Les vétérinaires ont également fourni le nombre de déclarations de suspicions cliniques de rage au cours des douze derniers mois observées au sein de leur clinique. Ainsi, 10,4 suspicions cliniques de rage, pour 100 vétérinaires et par an, ont été déclarées dans l’enquête. Cette valeur est de 2,6 suspicions cliniques déclarées pour 100 vétérinaires et par an dans l’enquête DDPP. Cette différence pourrait être liée au fait que les DDPP représentées dans cette étude ne correspondent pas toujours aux départements des vétérinaires qui ont répondu. Un biais de mémoire, aboutissant à un surreport, pourrait également être envisageable du côté des vétérinaires qui ne gardent pas forcément une trace écrite de ces événements, contrairement aux DDPP. Les suspicions cliniques de rage peuvent donc être considérées comme fréquentes, compte tenu de la probabilité réelle d’observer un cas de rage sur le territoire français actuellement, laquelle est certainement très faible. En conséquence, les vétérinaires semblent avoir une bonne connaissance de cette maladie et être conscients de la non-spécificité des signes cliniques associés, ce qui aboutit, de fait, à la déclaration de suspicions infirmées par la suite [5]. La déclaration et la gestion de ces suspicions restent en effet nécessaires, compte tenu de la gravité de cette zoonose.
(1) Dans ce texte, le terme “importation” est employé au sens large et peut faire référence soit à des introductions qui correspondent à des échanges entre la France et des pays de l’Union européenne, soit à des importations au sens strict qui désignent des échanges entre la France et des pays tiers.
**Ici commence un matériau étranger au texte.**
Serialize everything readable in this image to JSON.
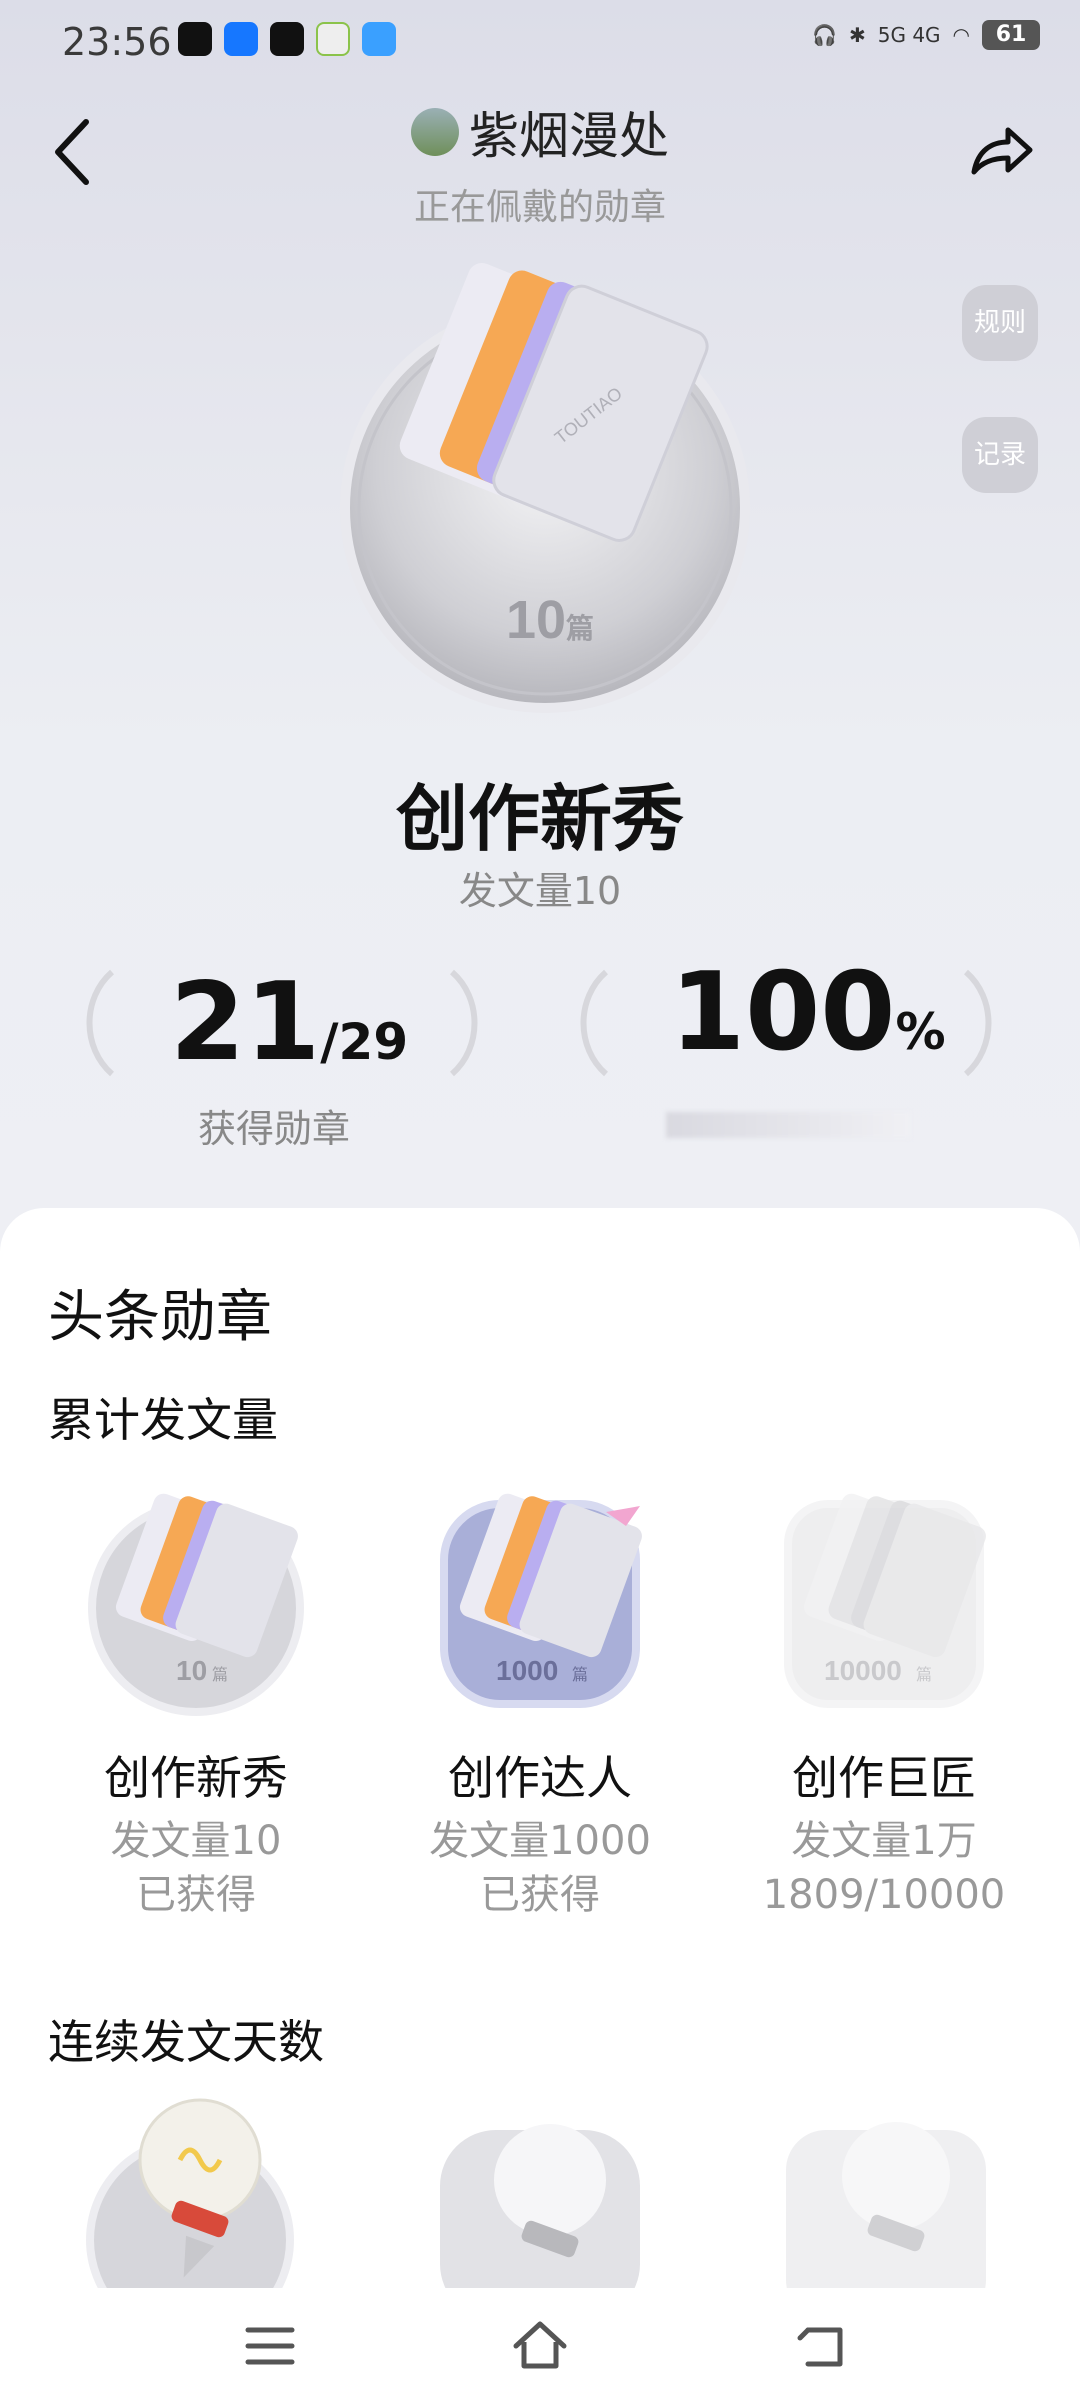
{
  "status": {
    "time": "23:56",
    "battery": "61",
    "network": "5G 4G"
  },
  "header": {
    "username": "紫烟漫处",
    "subtitle": "正在佩戴的勋章"
  },
  "side_buttons": {
    "rules": "规则",
    "records": "记录"
  },
  "current_medal": {
    "title": "创作新秀",
    "subtitle": "发文量10",
    "badge_number": "10",
    "badge_unit": "篇",
    "brand": "TOUTIAO"
  },
  "stats": {
    "earned_count": "21",
    "earned_total": "/29",
    "earned_label": "获得勋章",
    "percent": "100",
    "percent_sign": "%"
  },
  "section": {
    "title": "头条勋章",
    "group1_title": "累计发文量",
    "group1_items": [
      {
        "name": "创作新秀",
        "desc": "发文量10",
        "status": "已获得",
        "badge_number": "10",
        "badge_unit": "篇"
      },
      {
        "name": "创作达人",
        "desc": "发文量1000",
        "status": "已获得",
        "badge_number": "1000",
        "badge_unit": "篇"
      },
      {
        "name": "创作巨匠",
        "desc": "发文量1万",
        "status": "1809/10000",
        "badge_number": "10000",
        "badge_unit": "篇"
      }
    ],
    "group2_title": "连续发文天数"
  },
  "colors": {
    "accent_orange": "#f6a854",
    "accent_purple": "#a99ae6",
    "text_primary": "#111111",
    "text_secondary": "#999999"
  }
}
Conflit d’intérêts : Aucun
Ces enquêtes, qui mettent en parallèle des données relatives à la gestion du risque rabique issues de vétérinaires et de DDPP, ont permis d’objectiver un phénomène de sous-déclaration aux autorités sanitaires des animaux voyageurs ou importés dans l’illégalité et des animaux mordeurs. Le système apparaît donc fragile puisque dans les cas de non-déclaration, tout le poids de la décision repose sur un seul vétérinaire. Ces pratiques étant courantes, un maintien et une mise à jour régulière des connaissances des praticiens en matière de rage paraissent donc essentiels, tout comme une sensibilisation à la détection des faux documents. Même si ces non-déclarations peuvent fragiliser le dispositif réglementaire de gestion du risque rabique, les réponses des vétérinaires montrent une réelle capacité d’analyse et de gestion du risque rabique à l’échelle individuelle, mais il semble évident que la réglementation actuelle présente des difficultés d’application pour certains d’entre eux. De telles données questionnent donc la pertinence du système actuel, mais un allègement du dispositif ne serait cependant envisageable qu’en présence de preuves scientifiques solides, reposant sur une analyse de risque détaillée, en fonction des modifications envisagées. Il est également important de rappeler qu’une gestion efficace de ce risque rabique passe par des mesures de prévention. À ce titre, les vétérinaires ont un rôle essentiel à jouer en matière de communication sur la rage et sa réglementation auprès des propriétaires de carnivores domestiques, afin de prévenir les situations d’illégalité et les comportements à risque lors des séjours à l’étranger.